14. November 2002·Français·Waadt·Tribunal cantonal Cour de droit administratif et public·HTML·1,646 Wörter·~8 min·4

Zusammenfassung

c/ SA | Confirmation d'un retrait d'un mois pour un excès de vitesse de 16 km/h en localité commis moins de deux ans après un précédent retrait, lui-même précédé d'un avertissement prononcé quelques mois auparavant, tous pour excès de viteses. Les mauvais antécédents du recourant ne permettent pas de considérer le cas comme un cas de peu de gravité. Question de savoir si le fait d'avoir commis une nouvelle infraction dans les deux ans suivant l'échéance d'un précédent retrait empêche de considérer le cas comme de peu de gravité laissée ouverte.

Volltext

CANTON DE VAUD

TRIBUNAL ADMINISTRATIF

Arrêt du 14 novembre 2002

sur le recours interjeté par A.________, à X.________,

contre

la décision du Département de la sécurité et de l'environnement, Service des automobiles, du 29 avril 2002, ordonnant le retrait de son permis de conduire pour une durée d'un mois.

* * * * * * * * * * * * * * * *

Composition de la section: M. Pierre Journot, président; Mme Dina Charif Feller et M. Cyril Jaques, assesseurs. Greffière: Mme Annick Blanc Imesch.

Vu les faits suivants:

A.                     A.________, né en 1969, est titulaire d'un permis de conduire pour voitures depuis 1988. Il a fait l'objet d'un avertissement, le 4 mai 1999, en raison d'un excès de vitesse (66 km/h au lieu de 50 km/h), commis le 26 mars 1999 à Crissier, ainsi que d'un retrait du permis de conduire d'une durée d'un mois, du 13 novembre au 12 décembre 1999 (assorti de l'obligation de suivre un cours d'éducation routière), en raison d'un excès de vitesse (150 km/h au lieu de 120 km/h) commis le 8 septembre 1999 sur l'autoroute A1, à Cossonay.

B.                    Le 1er décembre 2001, à 16h16, A.________ a circulé à la route de Berne, à Lausanne, dans la direction de la descente, à une vitesse de 66 km/h (marge de sécurité déduite), commettant ainsi un excès de vitesse de 16 km/h. Le rapport de police précise uniquement que le ciel était couvert.

                        Par préavis du 30 janvier 2002, le Service des automobiles a informé l'intéressé qu'il allait certainement ordonner à son encontre une mesure de retrait du permis de conduire d'une durée d'un mois, précisant que cette durée représentait un minimum fixé par la loi ou la jurisprudence. Il a invité le recourant à lui faire part de ses observations.

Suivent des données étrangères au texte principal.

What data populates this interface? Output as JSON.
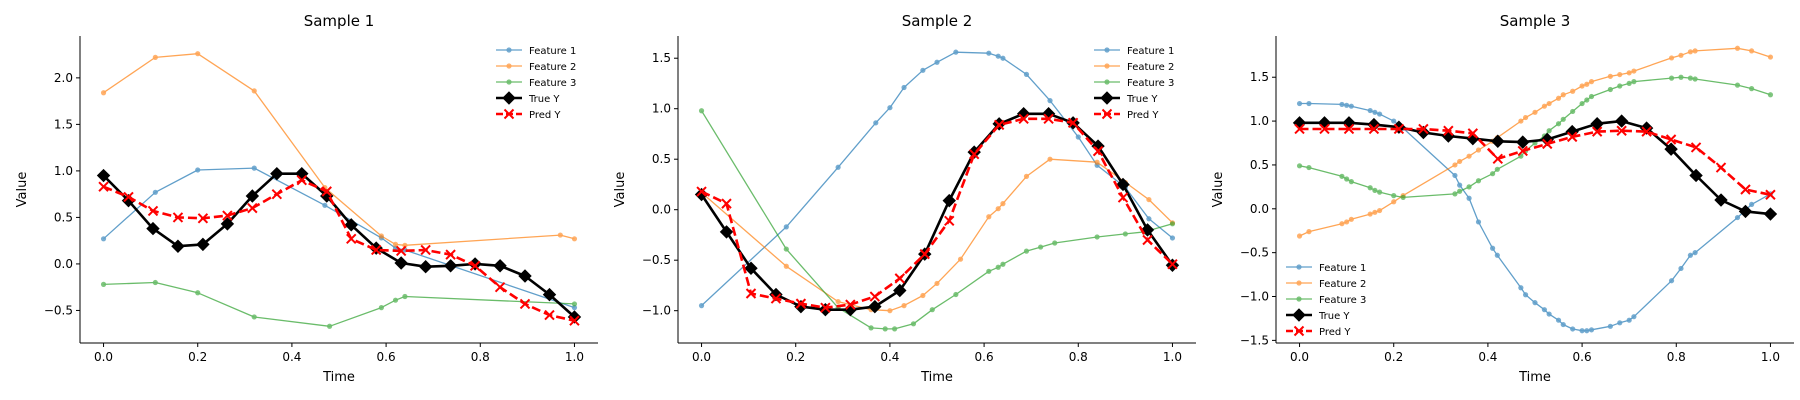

                        Par lettres des 1er, 19 et 20 mars 2002, A.________ a expliqué qu'il venait d'être engagé dans une entreprise de Y.________ jusqu'à fin juillet 2002 et qu'il était fort possible qu'un projet lui soit proposé à Z.________, après l'échéance de son contrat à durée déterminée, mais qu'une telle possibilité pourrait être remise en cause en cas de retrait de permis.

C.                    Par décision du 29 avril 2002, le Service des automobiles a ordonné le retrait du permis de conduire de l'intéressé pour une durée d'un mois, dès le 30 juillet 2002.

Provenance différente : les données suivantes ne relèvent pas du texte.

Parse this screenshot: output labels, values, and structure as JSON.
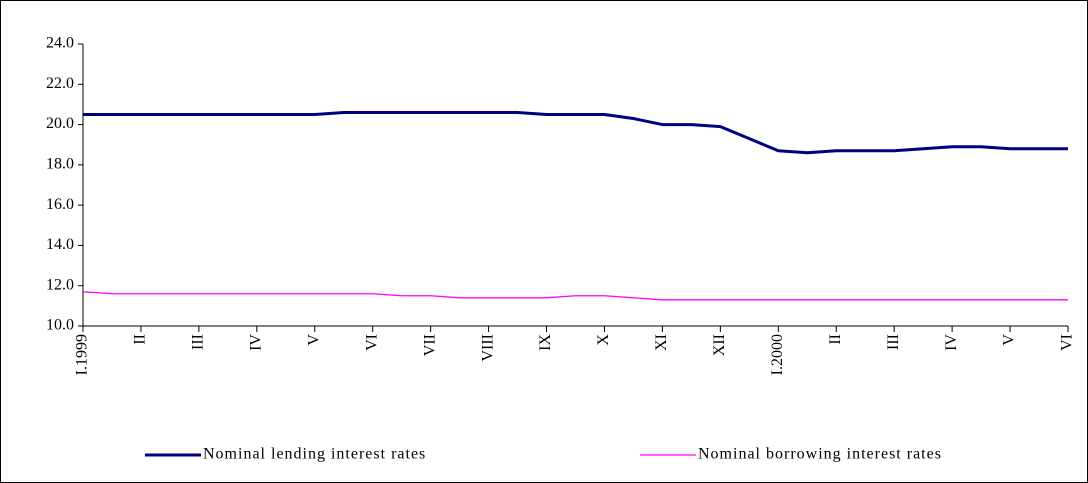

D.                    Contre cette décision, A.________ a déposé un recours en date du 15 mai 2002. Il ne conteste pas la faute commise, mais fait valoir qu'il risque de perdre son emploi en cas de retrait de permis. Il conclut à l'annulation de la mesure ou à sa réduction. En annexe au recours, il produit notamment une lettre de l'entreprise B.________ SA à Y.________ indiquant qu'il est prévu qu'il continue à travailler pour elle, ainsi que pour une autre entreprise du groupe, à Z.________.

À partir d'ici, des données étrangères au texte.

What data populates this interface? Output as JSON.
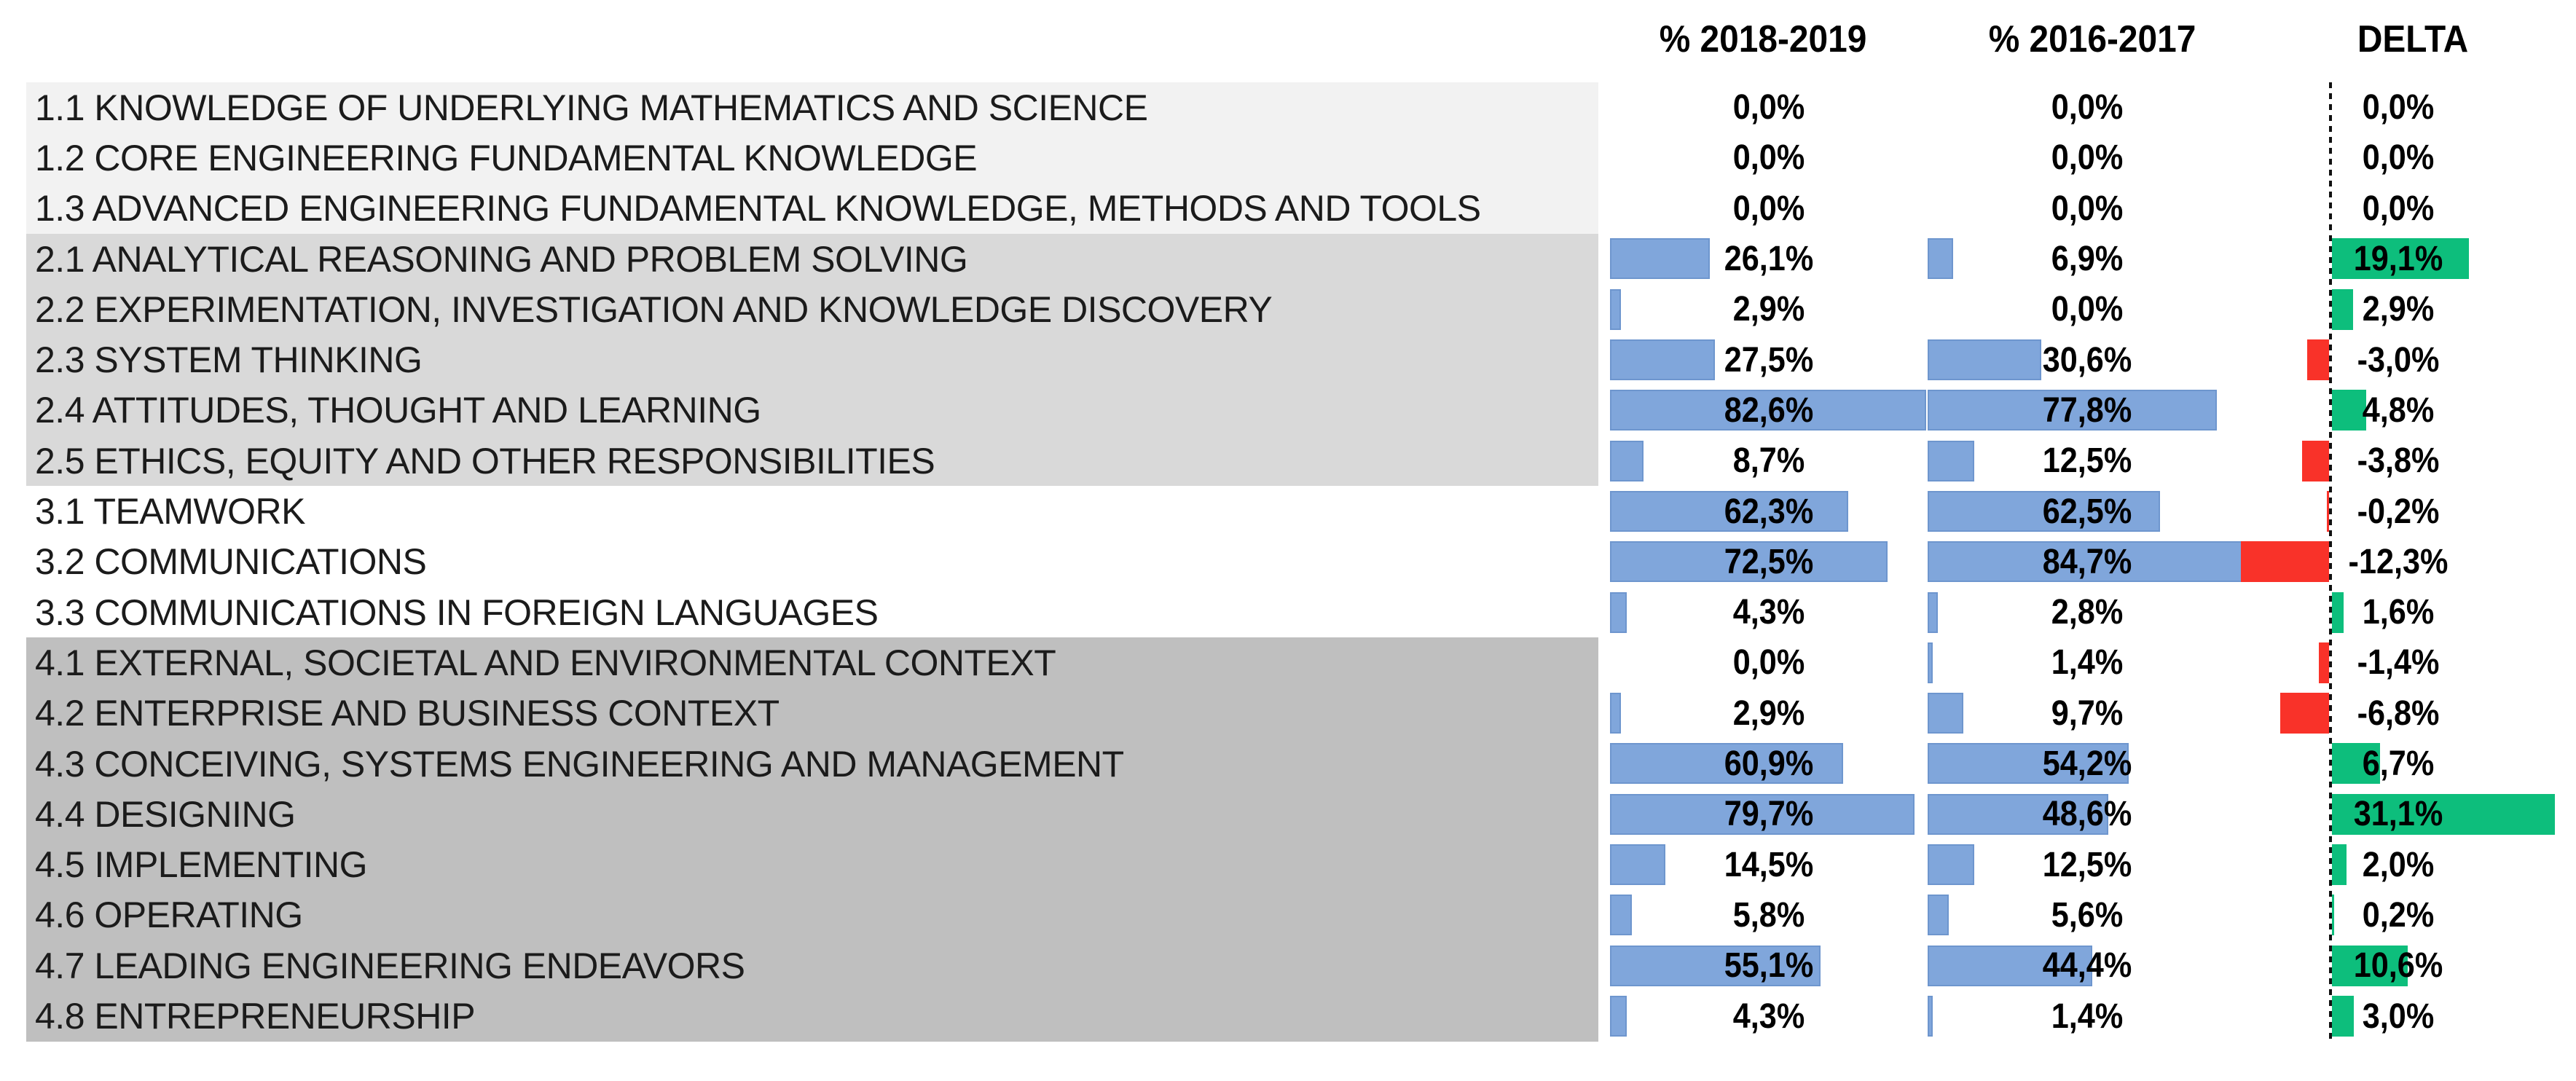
{
  "chart_data": {
    "type": "bar",
    "orientation": "horizontal",
    "title": "",
    "value_format": "percent, comma decimal separator, 1 decimal place",
    "columns": [
      {
        "label": "% 2018-2019"
      },
      {
        "label": "% 2016-2017"
      },
      {
        "label": "DELTA"
      }
    ],
    "categories": [
      "1.1 KNOWLEDGE OF UNDERLYING MATHEMATICS AND SCIENCE",
      "1.2 CORE ENGINEERING FUNDAMENTAL KNOWLEDGE",
      "1.3 ADVANCED ENGINEERING FUNDAMENTAL KNOWLEDGE, METHODS AND TOOLS",
      "2.1 ANALYTICAL REASONING AND PROBLEM SOLVING",
      "2.2 EXPERIMENTATION, INVESTIGATION AND KNOWLEDGE DISCOVERY",
      "2.3 SYSTEM THINKING",
      "2.4 ATTITUDES, THOUGHT AND LEARNING",
      "2.5 ETHICS, EQUITY AND OTHER RESPONSIBILITIES",
      "3.1 TEAMWORK",
      "3.2 COMMUNICATIONS",
      "3.3 COMMUNICATIONS IN FOREIGN LANGUAGES",
      "4.1 EXTERNAL, SOCIETAL AND ENVIRONMENTAL CONTEXT",
      "4.2 ENTERPRISE AND BUSINESS CONTEXT",
      "4.3 CONCEIVING, SYSTEMS ENGINEERING AND MANAGEMENT",
      "4.4 DESIGNING",
      "4.5 IMPLEMENTING",
      "4.6 OPERATING",
      "4.7 LEADING ENGINEERING ENDEAVORS",
      "4.8 ENTREPRENEURSHIP"
    ],
    "series": [
      {
        "name": "% 2018-2019",
        "values": [
          0.0,
          0.0,
          0.0,
          26.1,
          2.9,
          27.5,
          82.6,
          8.7,
          62.3,
          72.5,
          4.3,
          0.0,
          2.9,
          60.9,
          79.7,
          14.5,
          5.8,
          55.1,
          4.3
        ],
        "labels": [
          "0,0%",
          "0,0%",
          "0,0%",
          "26,1%",
          "2,9%",
          "27,5%",
          "82,6%",
          "8,7%",
          "62,3%",
          "72,5%",
          "4,3%",
          "0,0%",
          "2,9%",
          "60,9%",
          "79,7%",
          "14,5%",
          "5,8%",
          "55,1%",
          "4,3%"
        ]
      },
      {
        "name": "% 2016-2017",
        "values": [
          0.0,
          0.0,
          0.0,
          6.9,
          0.0,
          30.6,
          77.8,
          12.5,
          62.5,
          84.7,
          2.8,
          1.4,
          9.7,
          54.2,
          48.6,
          12.5,
          5.6,
          44.4,
          1.4
        ],
        "labels": [
          "0,0%",
          "0,0%",
          "0,0%",
          "6,9%",
          "0,0%",
          "30,6%",
          "77,8%",
          "12,5%",
          "62,5%",
          "84,7%",
          "2,8%",
          "1,4%",
          "9,7%",
          "54,2%",
          "48,6%",
          "12,5%",
          "5,6%",
          "44,4%",
          "1,4%"
        ]
      },
      {
        "name": "DELTA",
        "values": [
          0.0,
          0.0,
          0.0,
          19.1,
          2.9,
          -3.0,
          4.8,
          -3.8,
          -0.2,
          -12.3,
          1.6,
          -1.4,
          -6.8,
          6.7,
          31.1,
          2.0,
          0.2,
          10.6,
          3.0
        ],
        "labels": [
          "0,0%",
          "0,0%",
          "0,0%",
          "19,1%",
          "2,9%",
          "-3,0%",
          "4,8%",
          "-3,8%",
          "-0,2%",
          "-12,3%",
          "1,6%",
          "-1,4%",
          "-6,8%",
          "6,7%",
          "31,1%",
          "2,0%",
          "0,2%",
          "10,6%",
          "3,0%"
        ]
      }
    ],
    "row_groups": [
      {
        "name": "1.x",
        "count": 3,
        "band_color": "#F2F2F2"
      },
      {
        "name": "2.x",
        "count": 5,
        "band_color": "#D9D9D9"
      },
      {
        "name": "3.x",
        "count": 3,
        "band_color": "#FFFFFF"
      },
      {
        "name": "4.x",
        "count": 8,
        "band_color": "#BFBFBF"
      }
    ],
    "axis": {
      "pct_columns_range": [
        0,
        100
      ],
      "delta_zero_line_style": "dotted black vertical line",
      "gridlines": false,
      "legend": "none"
    },
    "colors": {
      "pct_bar_fill": "#80A6DB",
      "pct_bar_border": "#6E96CE",
      "delta_positive": "#0DBE7C",
      "delta_negative": "#F93229",
      "text": "#000000",
      "label_text": "#1B1B1B"
    }
  }
}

                        Le recourant a été mis au bénéfice de l'effet suspensif et a effectué une avance de frais de 600 francs.

                        A la demande du tribunal, l'autorité intimée s'est déterminée sur le recours le 20 juin 2002. Elle admet que son préavis du 30 janvier 2002 est erroné lorsqu'il indique que la durée d'un mois constitue un minimum légal. Cependant, elle fait valoir que l'infraction litigieuse constitue une récidive spéciale et qu'au vu des circonstances du cas, la mesure d'admonestation est justifiée. L'autorité intimée conclut dès lors au rejet du recours et au maintien de sa décision.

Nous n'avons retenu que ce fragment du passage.